One of the main interests of the book lies elsewhere: in a fascinating strain of argument on the convergence between Unitarianism and Islam, whose main tenets include the unity of the Godhead. Walker presents the rise of Islam in seventh-century Syria as a major force of resistance of the Unitarian view of God against the spread of Athanasian Trinity . Later he locates points of contact between Muslims and Unitarians, recalling the experience of religious toleration in sixteenth-century Transylvania, then nominally under Ottoman rule, and suggesting that “some Christian heterodox circles initially offered Islam a qualified welcome” . In 1682, Unitarian ministers presented an address to the ambassador from the sultanate of Morocco, underlining the “points of agreement between Unitarianism and Islam which were seen as basic, even fundamental” . Eight years later the Socinian Arthur Bury also showed much sympathy toward Islam.

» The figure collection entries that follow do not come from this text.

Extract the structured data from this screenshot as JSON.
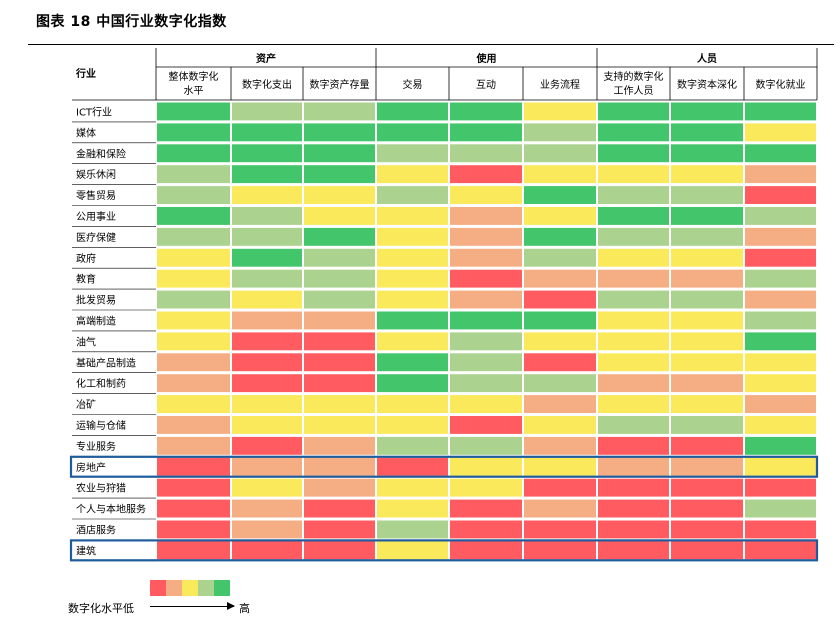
{
  "title": "图表 18 中国行业数字化指数",
  "legend": {
    "low_label": "数字化水平低",
    "high_label": "高",
    "colors": [
      "#ff5b61",
      "#f5ad84",
      "#fbe95c",
      "#abd28e",
      "#43c56c"
    ]
  },
  "highlight_color": "#1f5c9c",
  "chart_data": {
    "type": "heatmap",
    "row_header": "行业",
    "column_groups": [
      {
        "name": "资产",
        "columns": [
          "整体数字化水平",
          "数字化支出",
          "数字资产存量"
        ]
      },
      {
        "name": "使用",
        "columns": [
          "交易",
          "互动",
          "业务流程"
        ]
      },
      {
        "name": "人员",
        "columns": [
          "支持的数字化工作人员",
          "数字资本深化",
          "数字化就业"
        ]
      }
    ],
    "column_labels": [
      [
        "整体数字化",
        "水平"
      ],
      [
        "数字化支出"
      ],
      [
        "数字资产存量"
      ],
      [
        "交易"
      ],
      [
        "互动"
      ],
      [
        "业务流程"
      ],
      [
        "支持的数字化",
        "工作人员"
      ],
      [
        "数字资本深化"
      ],
      [
        "数字化就业"
      ]
    ],
    "rows": [
      {
        "name": "ICT行业",
        "values": [
          5,
          4,
          4,
          5,
          5,
          3,
          5,
          5,
          5
        ]
      },
      {
        "name": "媒体",
        "values": [
          5,
          5,
          5,
          5,
          5,
          4,
          5,
          5,
          3
        ]
      },
      {
        "name": "金融和保险",
        "values": [
          5,
          5,
          5,
          4,
          4,
          4,
          5,
          5,
          5
        ]
      },
      {
        "name": "娱乐休闲",
        "values": [
          4,
          5,
          5,
          3,
          1,
          3,
          3,
          3,
          2
        ]
      },
      {
        "name": "零售贸易",
        "values": [
          4,
          3,
          3,
          4,
          3,
          5,
          4,
          4,
          1
        ]
      },
      {
        "name": "公用事业",
        "values": [
          5,
          4,
          3,
          3,
          2,
          3,
          5,
          5,
          4
        ]
      },
      {
        "name": "医疗保健",
        "values": [
          4,
          4,
          5,
          3,
          2,
          5,
          4,
          4,
          2
        ]
      },
      {
        "name": "政府",
        "values": [
          3,
          5,
          4,
          3,
          2,
          4,
          3,
          3,
          1
        ]
      },
      {
        "name": "教育",
        "values": [
          3,
          4,
          4,
          3,
          1,
          2,
          2,
          2,
          4
        ]
      },
      {
        "name": "批发贸易",
        "values": [
          4,
          3,
          4,
          3,
          2,
          1,
          4,
          4,
          2
        ]
      },
      {
        "name": "高端制造",
        "values": [
          3,
          2,
          2,
          5,
          5,
          5,
          3,
          3,
          4
        ]
      },
      {
        "name": "油气",
        "values": [
          3,
          1,
          1,
          3,
          4,
          3,
          3,
          3,
          5
        ]
      },
      {
        "name": "基础产品制造",
        "values": [
          2,
          1,
          1,
          5,
          4,
          1,
          3,
          3,
          3
        ]
      },
      {
        "name": "化工和制药",
        "values": [
          2,
          1,
          1,
          5,
          4,
          4,
          2,
          2,
          3
        ]
      },
      {
        "name": "冶矿",
        "values": [
          3,
          3,
          3,
          3,
          3,
          2,
          3,
          3,
          2
        ]
      },
      {
        "name": "运输与仓储",
        "values": [
          2,
          3,
          3,
          3,
          1,
          3,
          4,
          4,
          3
        ]
      },
      {
        "name": "专业服务",
        "values": [
          2,
          1,
          2,
          4,
          4,
          2,
          1,
          1,
          5
        ]
      },
      {
        "name": "房地产",
        "values": [
          1,
          2,
          2,
          1,
          3,
          3,
          2,
          2,
          3
        ]
      },
      {
        "name": "农业与狩猎",
        "values": [
          1,
          3,
          2,
          3,
          3,
          1,
          1,
          1,
          1
        ]
      },
      {
        "name": "个人与本地服务",
        "values": [
          1,
          2,
          1,
          3,
          1,
          2,
          1,
          1,
          4
        ]
      },
      {
        "name": "酒店服务",
        "values": [
          1,
          2,
          1,
          4,
          1,
          1,
          1,
          1,
          1
        ]
      },
      {
        "name": "建筑",
        "values": [
          1,
          1,
          1,
          3,
          1,
          1,
          1,
          1,
          1
        ]
      }
    ],
    "highlighted_rows": [
      "房地产",
      "建筑"
    ]
  }
}
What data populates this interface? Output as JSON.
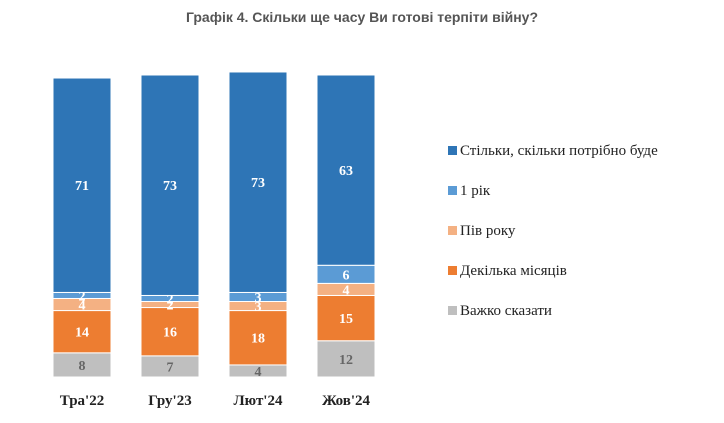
{
  "chart_data": {
    "type": "bar",
    "stacked": true,
    "title": "Графік 4. Скільки ще часу Ви готові терпіти війну?",
    "categories": [
      "Тра'22",
      "Гру'23",
      "Лют'24",
      "Жов'24"
    ],
    "ylim": [
      0,
      100
    ],
    "legend_position": "right",
    "series": [
      {
        "name": "Стільки, скільки потрібно буде",
        "color": "#2E75B6",
        "label_color": "#ffffff",
        "values": [
          71,
          73,
          73,
          63
        ]
      },
      {
        "name": "1 рік",
        "color": "#5B9BD5",
        "label_color": "#ffffff",
        "values": [
          2,
          2,
          3,
          6
        ]
      },
      {
        "name": "Пів року",
        "color": "#F4B183",
        "label_color": "#ffffff",
        "values": [
          4,
          2,
          3,
          4
        ]
      },
      {
        "name": "Декілька місяців",
        "color": "#ED7D31",
        "label_color": "#ffffff",
        "values": [
          14,
          16,
          18,
          15
        ]
      },
      {
        "name": "Важко сказати",
        "color": "#BFBFBF",
        "label_color": "#666666",
        "values": [
          8,
          7,
          4,
          12
        ]
      }
    ]
  }
}
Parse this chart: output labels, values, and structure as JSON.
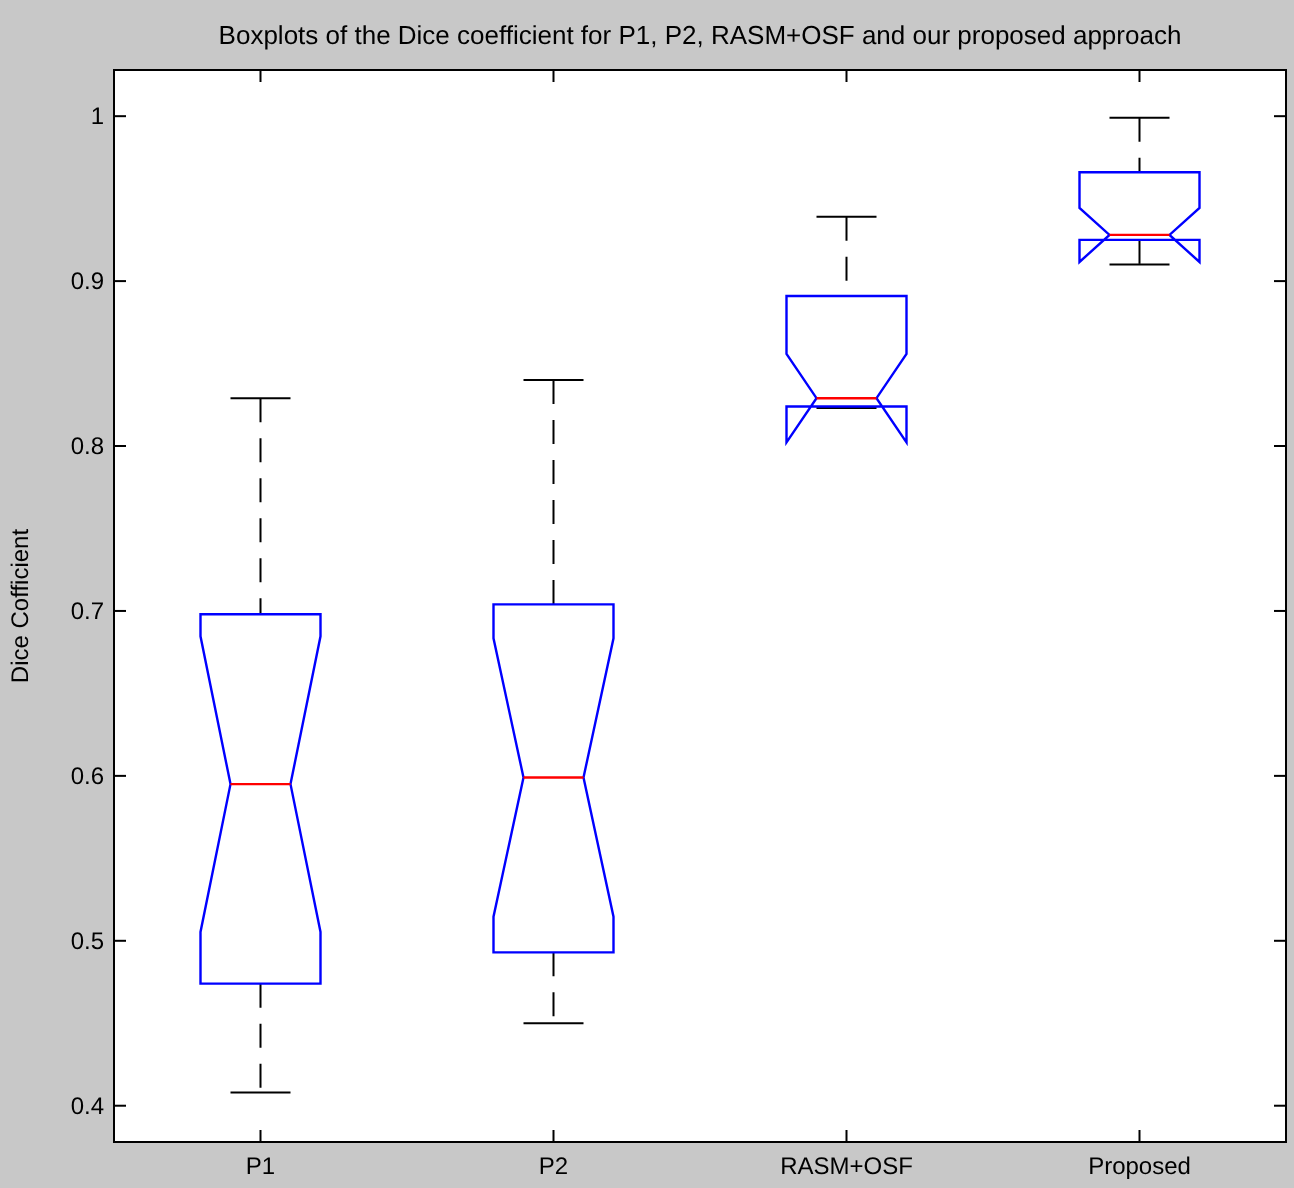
{
  "chart_data": {
    "type": "box",
    "title": "Boxplots of the Dice coefficient for P1, P2, RASM+OSF and our proposed approach",
    "ylabel": "Dice Cofficient",
    "categories": [
      "P1",
      "P2",
      "RASM+OSF",
      "Proposed"
    ],
    "boxes": [
      {
        "low": 0.408,
        "q1": 0.474,
        "median": 0.595,
        "q3": 0.698,
        "high": 0.829
      },
      {
        "low": 0.45,
        "q1": 0.493,
        "median": 0.599,
        "q3": 0.704,
        "high": 0.84
      },
      {
        "low": 0.823,
        "q1": 0.824,
        "median": 0.829,
        "q3": 0.891,
        "high": 0.939
      },
      {
        "low": 0.91,
        "q1": 0.925,
        "median": 0.928,
        "q3": 0.966,
        "high": 0.999
      }
    ],
    "color": "#0000ff",
    "ylim": [
      0.378,
      1.028
    ],
    "yticks": [
      0.4,
      0.5,
      0.6,
      0.7,
      0.8,
      0.9,
      1
    ]
  }
}
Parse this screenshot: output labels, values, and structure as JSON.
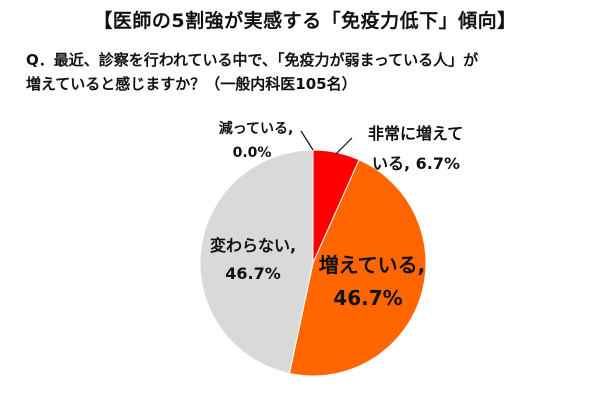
{
  "title": "【医師の5割強が実感する「免疫力低下」傾向】",
  "question": {
    "line1": "Q．最近、診察を行われている中で、「免疫力が弱まっている人」が",
    "line2": "増えていると感じますか？（一般内科医105名）"
  },
  "chart_data": {
    "type": "pie",
    "unit": "%",
    "slices": [
      {
        "label": "非常に増えている",
        "value": 6.7,
        "value_label": "6.7%",
        "color": "#ff0000"
      },
      {
        "label": "増えている",
        "value": 46.7,
        "value_label": "46.7%",
        "color": "#ff6600"
      },
      {
        "label": "変わらない",
        "value": 46.7,
        "value_label": "46.7%",
        "color": "#d9d9d9"
      },
      {
        "label": "減っている",
        "value": 0.0,
        "value_label": "0.0%",
        "color": "#bfbfbf"
      }
    ],
    "labels": {
      "very_increasing": {
        "line1": "非常に増えて",
        "line2": "いる, 6.7%"
      },
      "increasing": {
        "line1": "増えている,",
        "line2": "46.7%"
      },
      "unchanged": {
        "line1": "変わらない,",
        "line2": "46.7%"
      },
      "decreasing": {
        "line1": "減っている,",
        "line2": "0.0%"
      }
    }
  }
}
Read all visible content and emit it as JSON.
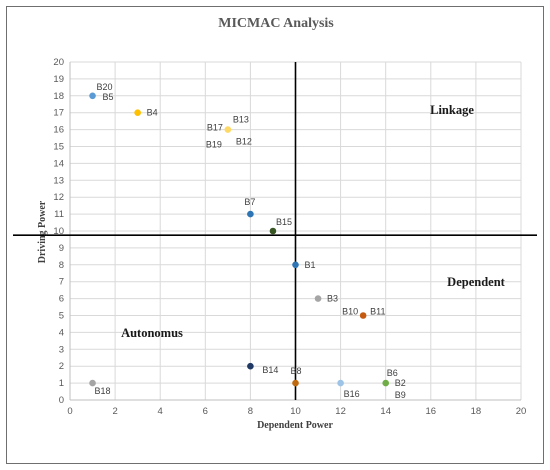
{
  "chart_data": {
    "type": "scatter",
    "title": "MICMAC Analysis",
    "xlabel": "Dependent Power",
    "ylabel": "Driving Power",
    "xlim": [
      0,
      20
    ],
    "ylim": [
      0,
      20
    ],
    "x_ticks": [
      "0",
      "2",
      "4",
      "6",
      "8",
      "10",
      "12",
      "14",
      "16",
      "18",
      "20"
    ],
    "y_ticks": [
      "0",
      "1",
      "2",
      "3",
      "4",
      "5",
      "6",
      "7",
      "8",
      "9",
      "10",
      "11",
      "12",
      "13",
      "14",
      "15",
      "16",
      "17",
      "18",
      "19",
      "20"
    ],
    "grid": true,
    "quadrant_lines": {
      "x": 10,
      "y": 9.75
    },
    "quadrant_labels": [
      "Linkage",
      "Dependent",
      "Autonomus"
    ],
    "points": [
      {
        "x": 1,
        "y": 18,
        "color": "#5B9BD5",
        "labels": [
          "B20",
          "B5"
        ]
      },
      {
        "x": 3,
        "y": 17,
        "color": "#FFC000",
        "labels": [
          "B4"
        ]
      },
      {
        "x": 7,
        "y": 16,
        "color": "#FFD966",
        "labels": [
          "B17",
          "B13",
          "B12",
          "B19"
        ]
      },
      {
        "x": 8,
        "y": 11,
        "color": "#2E75B6",
        "labels": [
          "B7"
        ]
      },
      {
        "x": 9,
        "y": 10,
        "color": "#375623",
        "labels": [
          "B15"
        ]
      },
      {
        "x": 10,
        "y": 8,
        "color": "#2E75B6",
        "labels": [
          "B1"
        ]
      },
      {
        "x": 11,
        "y": 6,
        "color": "#A5A5A5",
        "labels": [
          "B3"
        ]
      },
      {
        "x": 13,
        "y": 5,
        "color": "#C55A11",
        "labels": [
          "B10",
          "B11"
        ]
      },
      {
        "x": 8,
        "y": 2,
        "color": "#1F3864",
        "labels": [
          "B14"
        ]
      },
      {
        "x": 1,
        "y": 1,
        "color": "#A5A5A5",
        "labels": [
          "B18"
        ]
      },
      {
        "x": 10,
        "y": 1,
        "color": "#BF6A0E",
        "labels": [
          "B8"
        ]
      },
      {
        "x": 12,
        "y": 1,
        "color": "#9DC3E6",
        "labels": [
          "B16"
        ]
      },
      {
        "x": 14,
        "y": 1,
        "color": "#70AD47",
        "labels": [
          "B6",
          "B2",
          "B9"
        ]
      }
    ]
  }
}
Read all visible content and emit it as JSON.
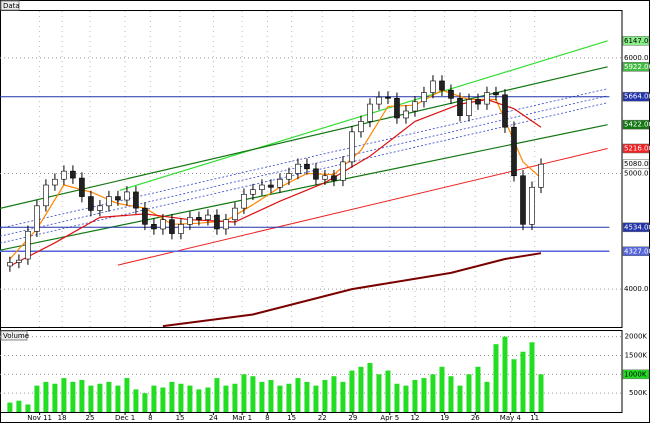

The book is written in a very clear and accessible style. Just like the Socinians who rejected convoluted Trinitarian scholasticism, the author has no patience with “Trinunities, Coessentialities, Modalities” and other “monstrous terms”. His prose, thus, is happily jargon-free; all theological concepts are explained in plain English, which is immensely helpful to the lay reader. The style, at times conversational and familiar, makes abstract arguments more palatable. The image of the Latin language running after Greek like a panting jogger provides a comic relief amidst a discussion of perichoresis (“circumincession” became the accepted translation of that concept, which Walker finally declares to be meaningless). Some readers might nevertheless be irritated by the colloquial tone used at times (“Push the envelope, smell the coffee; New Trinity is here” ).
Overall, though historians of late seventeenth-century England and/or radicalism are likely to be disappointed in their precise areas of study, they and many others will find interesting perspectives: the book offers both more and less than the title promises.
(1) Philippe Crignon. « L'altération du christianisme : Hobbes et la trinité ». Les Études philosophiques 81 (2007) : 235-263.
(2) J.C.D. Clark published two editions of English Society…, under different titles and with a different time frame. The ambiguous information provided in the bibliography is problematic, as it is unclear whether the 1985 edition or the heavily revised 2000 edition is referred to.